By June 8, Siobhan's udder was looking much more normal.  The last of the Pirsue infusions was finished on June 12.  After allowing five days for withdrawal, I plan to collect milk samples on the 17th and send them to TQML.  Normally I have to send cultures on a Monday or Tuesday, but Susan has to be in the lab for the next two weekends, so I can send them whenever I want, allowing for a bit longer withdrawal.  Then I'll have to wait a week to know the results.

Meanwhile, God has reminded me that He holds Siobhan in His hands, that He answers prayer, and that I can trust Him with the outcome and the future, whatever it is.  


  1. Read it and yes I was here also. I hope she is still doing well for yoU!
    HEather Simplynaturalfarm

    1. Thank you, Heather! We're keeping on keeping on. :)

  2. Tears here... what a turn of events! Good for you and Siobhan. And such a touching story.

    One day at a time...

    1. Thank you, Treatlisa, and yes, one day at a time. :)

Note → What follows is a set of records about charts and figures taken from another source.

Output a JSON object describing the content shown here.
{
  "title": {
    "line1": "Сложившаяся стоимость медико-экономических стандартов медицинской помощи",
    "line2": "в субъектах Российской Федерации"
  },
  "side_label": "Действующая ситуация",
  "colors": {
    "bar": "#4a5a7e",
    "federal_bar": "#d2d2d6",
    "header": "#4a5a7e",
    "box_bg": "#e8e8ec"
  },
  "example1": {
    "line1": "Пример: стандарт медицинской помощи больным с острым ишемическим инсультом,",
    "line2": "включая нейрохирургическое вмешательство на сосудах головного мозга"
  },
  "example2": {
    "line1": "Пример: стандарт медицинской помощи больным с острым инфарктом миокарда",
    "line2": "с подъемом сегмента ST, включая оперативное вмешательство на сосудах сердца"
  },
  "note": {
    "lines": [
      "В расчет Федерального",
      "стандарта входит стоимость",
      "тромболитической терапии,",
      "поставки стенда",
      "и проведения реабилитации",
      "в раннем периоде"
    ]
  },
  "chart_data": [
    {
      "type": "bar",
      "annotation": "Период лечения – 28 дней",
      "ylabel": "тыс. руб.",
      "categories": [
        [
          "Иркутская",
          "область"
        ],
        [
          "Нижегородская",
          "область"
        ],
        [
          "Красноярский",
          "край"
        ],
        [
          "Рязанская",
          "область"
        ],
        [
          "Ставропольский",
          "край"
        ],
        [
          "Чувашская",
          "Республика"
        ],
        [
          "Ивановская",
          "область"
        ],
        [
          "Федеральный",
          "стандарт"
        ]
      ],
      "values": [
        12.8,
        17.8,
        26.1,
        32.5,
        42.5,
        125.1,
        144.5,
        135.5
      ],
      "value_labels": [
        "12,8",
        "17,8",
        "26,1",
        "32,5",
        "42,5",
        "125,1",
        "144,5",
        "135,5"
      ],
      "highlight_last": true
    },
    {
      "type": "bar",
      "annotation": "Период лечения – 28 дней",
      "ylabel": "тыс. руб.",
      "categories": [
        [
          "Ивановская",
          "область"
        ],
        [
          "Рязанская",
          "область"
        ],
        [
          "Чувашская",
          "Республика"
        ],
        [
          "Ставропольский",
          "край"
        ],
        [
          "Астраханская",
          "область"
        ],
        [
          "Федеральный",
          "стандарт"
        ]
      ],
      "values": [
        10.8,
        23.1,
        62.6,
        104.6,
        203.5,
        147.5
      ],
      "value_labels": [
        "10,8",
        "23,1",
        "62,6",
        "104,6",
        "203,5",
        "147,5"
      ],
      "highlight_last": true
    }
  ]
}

  3. After all your work on her, and her patience, I keep my fingers crossed for you both. Thoughts are with you. Carol K.

    1. Thank you so much, Carol! I'll let you know how it goes.

  4. Thank you for sharing an honest account of Siobhan' s and your trials. There is a lot to learn from this!

    1. You're welcome. I hope it can help someone else avoid this.

  5. I hope she gets better, I know it will be heart breaking if you would have to put her down.

    1. Thank you, Gordon, it really would. Not only is she our first calf, she's such a sweetheart and so patient through all this pain.

  6. Note to self - do not read Susan's blog while at work with an education summit going on!!!! :)
    Susan - I truly believe in miracles. If not for miracles, I don't think I would still be of this world. Prayers for you, your family and Siobhan!!

    1. Thank you so much, Fran! Please keep the prayers coming! :) I do hope I didn't make you gag in the middle of the summit, with those photos. :/ And some time you'll have to tell me about your miracle!

  7. Susan,
    Been off-Internet for awhile, but have continued to pray for your family. Your daughter, Kara, is kinda my hero right now! And God is so very good. Hugs to you!

    1. Thank you so much, Deanna, I truly appreciate the prayers! Yes, Kara has been a real hero! And yes, God is good. Hugs back!

  8. Susan, I am catching up on blog posts and just read this post. (through teary eyes) I am so sorry about Siobhan. I hope that she has healed and that things are going better for her. You must be exhausted and emotionally drained. It's so great that you have your family near you for comfort and help as well as God's love and guidance. I wish you and your family the best!

    1. Thank you so much, Janell. Siobhan's last milk test was not hopeful, but I'm giving her some time to see if she can fight this off. Meanwhile she's nursing her calf and he's growing well. It was very encouraging to have my family here. :) Now that things have quieted down, I'll do an update.